Human rights lawyer Femi Falana calls on the Federal Government, state governors and First Ladies to halt digital repression and safeguard press freedom in Nigeria, stressing the need for stronger democratic protections.
Human rights lawyer and Senior Advocate of Nigeria, Femi Falana, has called on the Federal Government, state governors and first ladies to “immediately end digital repression” and commit to digital democracy, human rights and media freedom.
Falana made the demand while presenting a paper titled “Press Freedom and Cybercrime Law in Nigeria: Bridging the Justice Gaps” at the plenary session of the NBA-SPIDEL (Nigeria Bar Association – Section on Public Interest and Development Law).
According to him, “Across Nigeria, serving and former public officers and increasingly their spouses have systematically weaponised law enforcement agencies to silence journalists, students, activists, whistleblowers, and political opponents.”
He criticised the persistent misuse of criminal law despite constitutional protections under Sections 35, 36 and 39, noting that such actions mirror colonial-era tactics used to suppress dissent.
Falana stated that cyberstalking complaints are now frequently used as a political tool rather than for public order. “These abuses violate the rule of law and constitute misapplication of state power,” he said.
The senior lawyer emphasised that press freedom remains central to Nigeria’s democracy, yet cybersecurity legislation — particularly the former Section 24 of the Cybercrime Act — has been repeatedly weaponised by public officials and their spouses to intimidate critics and criminalise legitimate expression.
He noted that despite court rulings and ECOWAS decisions striking down these provisions, security agencies still arrest journalists under offences that no longer exist. He attributed this to the lingering influence of military-era culture in law enforcement.
Falana explained that cyberstalking is now limited only to messages that are pornographic or knowingly false with the specific intention of causing a breakdown of law and order or posing a threat to life — a threshold often ignored by security agencies.
Citing past cases, including Arthur Nwankwo v State, he recalled that sedition was long declared incompatible with democracy. The judiciary, he said, has consistently advised public officers to pursue civil libel rather than criminal prosecution.
Falana also referenced Nigeria’s history of repressive press laws, from colonial sedition ordinances to military decrees such as Decree 4 of 1984 and Decree 2, which targeted journalists and pro-democracy advocates.
He noted that despite constitutional reforms and the repeal of criminal libel in Lagos, Edo and Ekiti, the culture of criminalising criticism persists.
He again cited ECOWAS Court rulings, including SERAP v Nigeria, which held that Nigeria cannot criminalise “insulting” or “annoying” expression, and declared vague cybercrime provisions unlawful — a judgment binding on Nigeria.
Falana warned that Nigeria still witnesses unlawful arrests even after Section 24 was amended in February 2024. He highlighted recent events, including the detention of 75 #EndBadGovernance protesters — among them 28 minors — under terrorism and treason allegations.

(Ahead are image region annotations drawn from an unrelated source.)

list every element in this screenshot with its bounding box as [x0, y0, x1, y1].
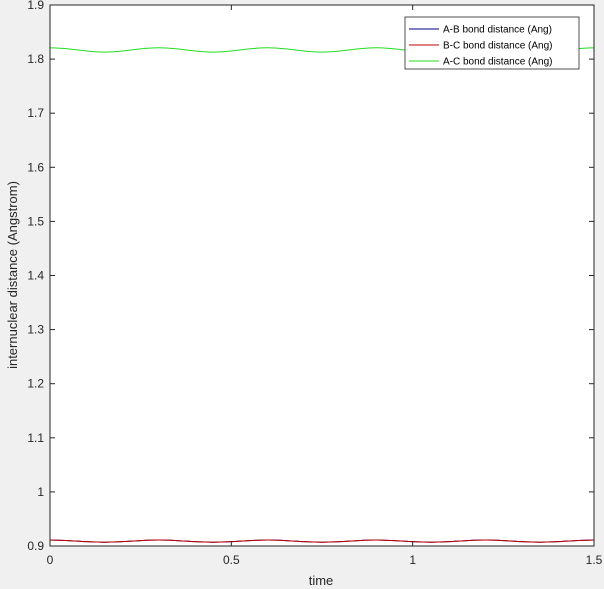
y-tick-label: 0.9: [27, 539, 44, 553]
x-tick-label: 0: [47, 553, 54, 567]
y-tick-label: 1.5: [27, 214, 44, 228]
legend-entry-ab: A-B bond distance (Ang): [443, 25, 552, 36]
tick-layer: 0 0.5 1 1.5 0.9 1 1.1 1.2 1.3 1.4 1.5 1.6 1.7 1.8 1.9: [27, 0, 602, 567]
y-tick-label: 1.7: [27, 106, 44, 120]
legend-entry-bc: B-C bond distance (Ang): [443, 41, 553, 52]
y-tick-label: 1.2: [27, 377, 44, 391]
y-tick-label: 1: [37, 485, 44, 499]
legend-entry-ac: A-C bond distance (Ang): [443, 57, 553, 68]
y-tick-label: 1.9: [27, 0, 44, 12]
plot-area: [50, 5, 594, 546]
y-tick-label: 1.4: [27, 269, 44, 283]
y-axis-label: internuclear distance (Angstrom): [5, 181, 20, 369]
y-tick-label: 1.3: [27, 323, 44, 337]
x-tick-label: 0.5: [223, 553, 240, 567]
legend-box: [404, 16, 580, 70]
y-tick-label: 1.6: [27, 160, 44, 174]
x-tick-label: 1: [409, 553, 416, 567]
y-tick-label: 1.1: [27, 431, 44, 445]
y-tick-label: 1.8: [27, 52, 44, 66]
series-line-1: [49, 539, 595, 543]
x-axis-label: time: [309, 573, 334, 588]
legend: A-B bond distance (Ang) B-C bond distanc…: [404, 16, 580, 70]
x-tick-label: 1.5: [586, 553, 603, 567]
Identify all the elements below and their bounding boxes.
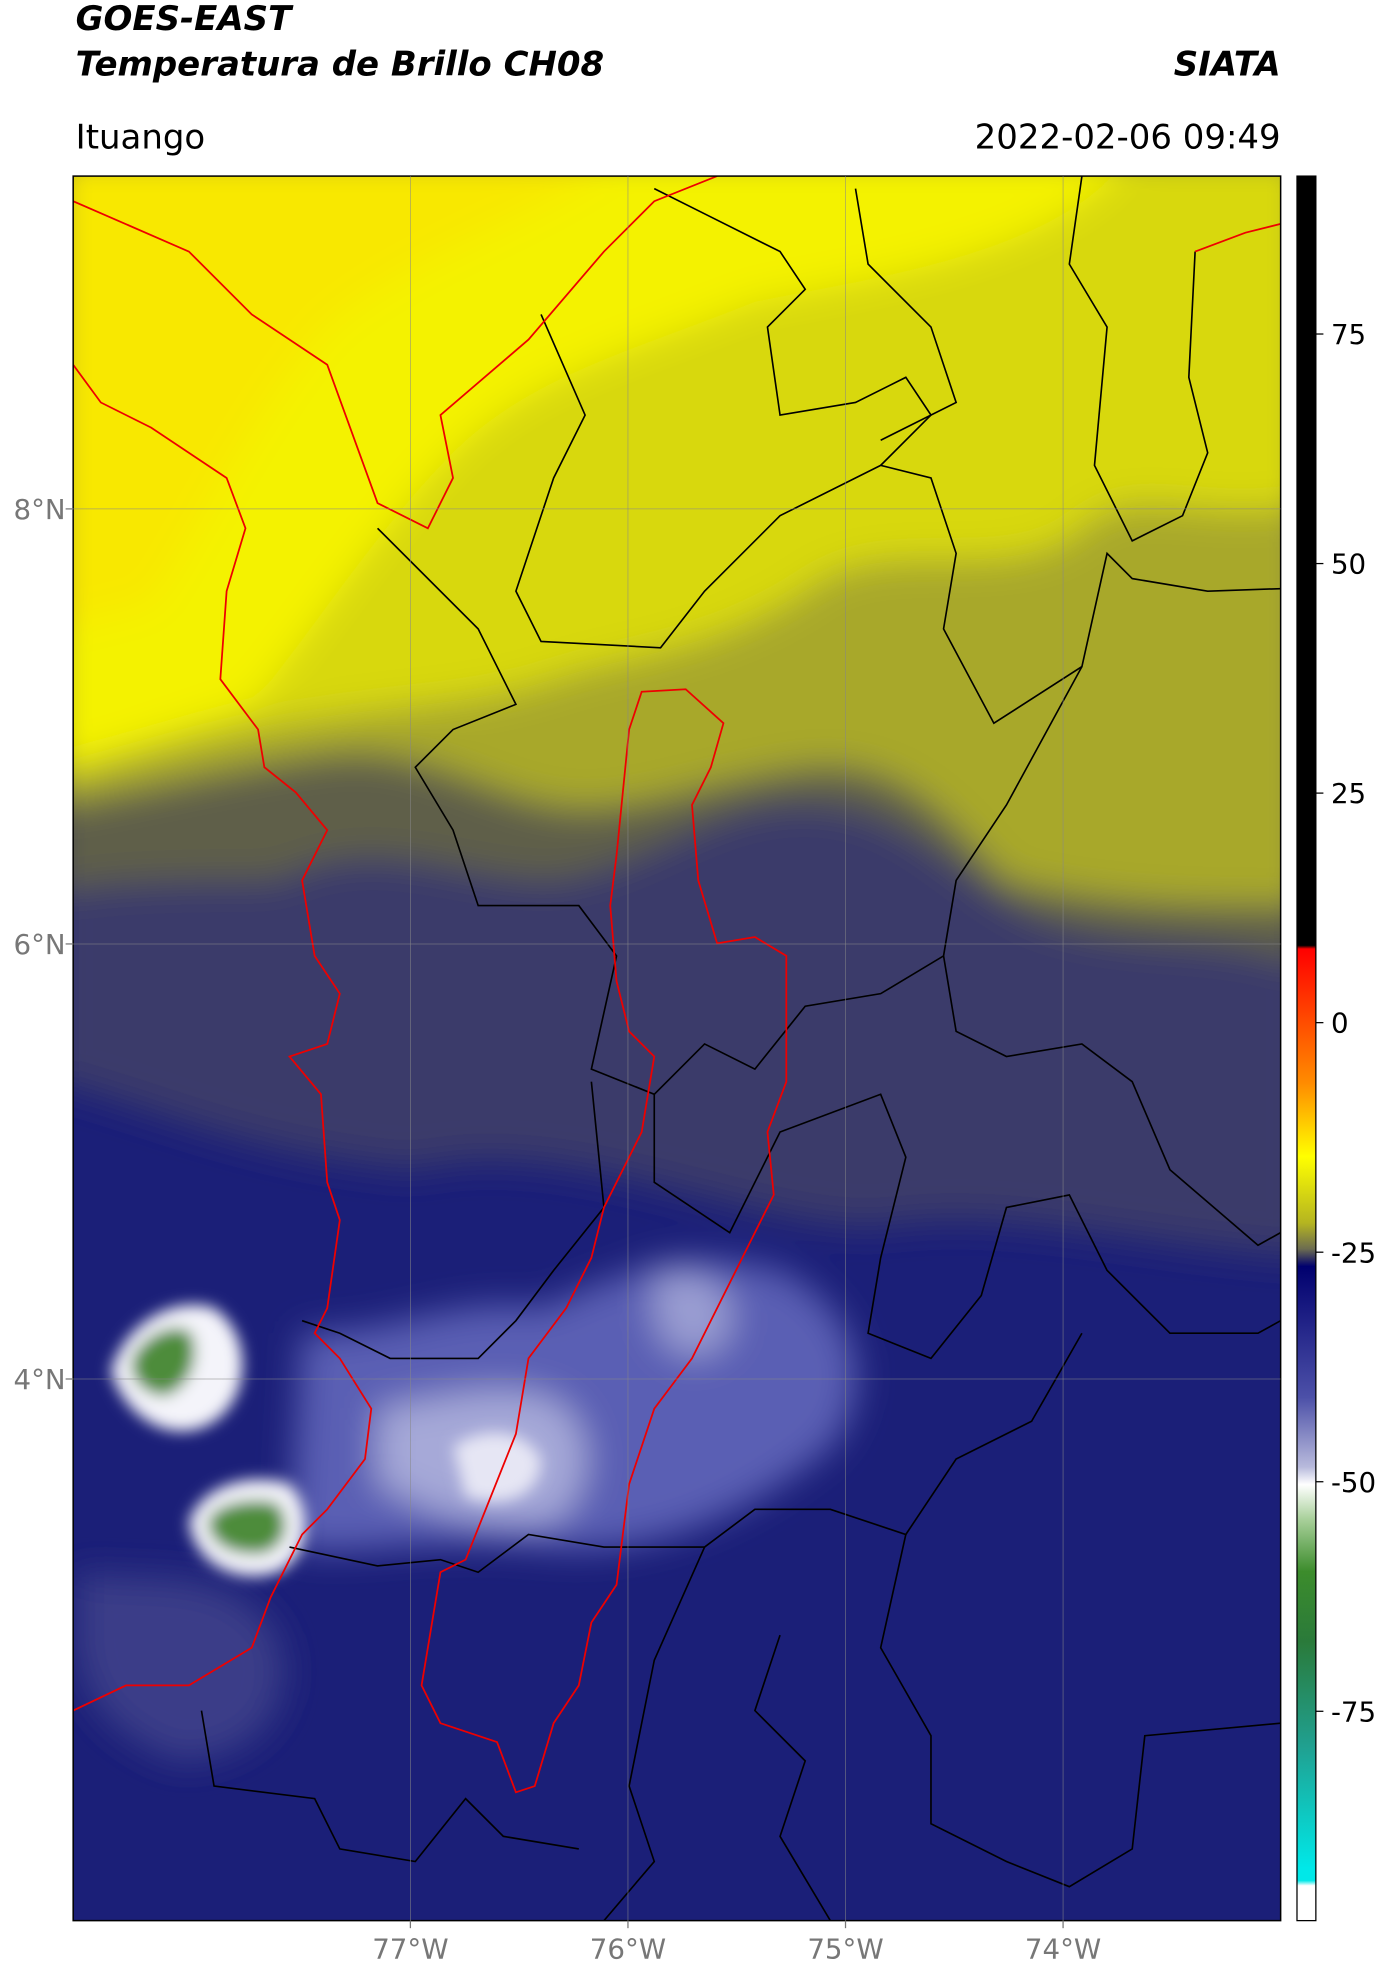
- lon-tick-label: 75°W: [807, 1932, 883, 1965]
- colorbar-tick-label: -75: [1331, 1695, 1376, 1728]
- location: Ituango: [76, 117, 206, 157]
- subtitle: Temperatura de Brillo CH08: [76, 44, 604, 84]
- colorbar-tick-label: 0: [1331, 1007, 1349, 1040]
- borders: [200, 176, 1281, 1921]
- grid: 77°W 76°W 75°W 74°W 8°N 6°N 4°N: [14, 176, 1281, 1965]
- source: SIATA: [1174, 44, 1281, 84]
- lat-tick-label: 4°N: [14, 1363, 66, 1396]
- colorbar-tick-label: -50: [1331, 1466, 1376, 1499]
- lat-tick-label: 8°N: [14, 493, 66, 526]
- title: GOES-EAST: [76, 0, 294, 39]
- map-image: [73, 176, 1281, 1921]
- colorbar-tick-label: 75: [1331, 318, 1366, 351]
- lon-tick-label: 74°W: [1025, 1932, 1101, 1965]
- colorbar: [1296, 175, 1317, 1922]
- colorbar-tick-label: 25: [1331, 777, 1366, 810]
- colorbar-ticks: 75 50 25 0 -25 -50 -75: [1315, 318, 1376, 1728]
- lon-tick-label: 76°W: [590, 1932, 666, 1965]
- datetime: 2022-02-06 09:49: [975, 117, 1281, 157]
- map-frame: [72, 175, 1282, 1922]
- colorbar-tick-label: 50: [1331, 548, 1366, 581]
- red-lines: [73, 176, 1281, 1794]
- lat-tick-label: 6°N: [14, 928, 66, 961]
- lon-tick-label: 77°W: [372, 1932, 448, 1965]
- colorbar-tick-label: -25: [1331, 1236, 1376, 1269]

He also referenced Inspector-General of Police v. Chizorom Harrison Ofoegbu, where the Federal High Court dismissed two cybercrime charges after ruling it lacked jurisdiction over criminal defamation, reaffirming that a person cannot be prosecuted for a repealed offence.
Falana concluded by insisting that the misuse of cybercrime laws must end, urging government officials at all levels to respect constitutional rights and ensure that law enforcement aligns with democratic norms rather than outdated authoritarian practices.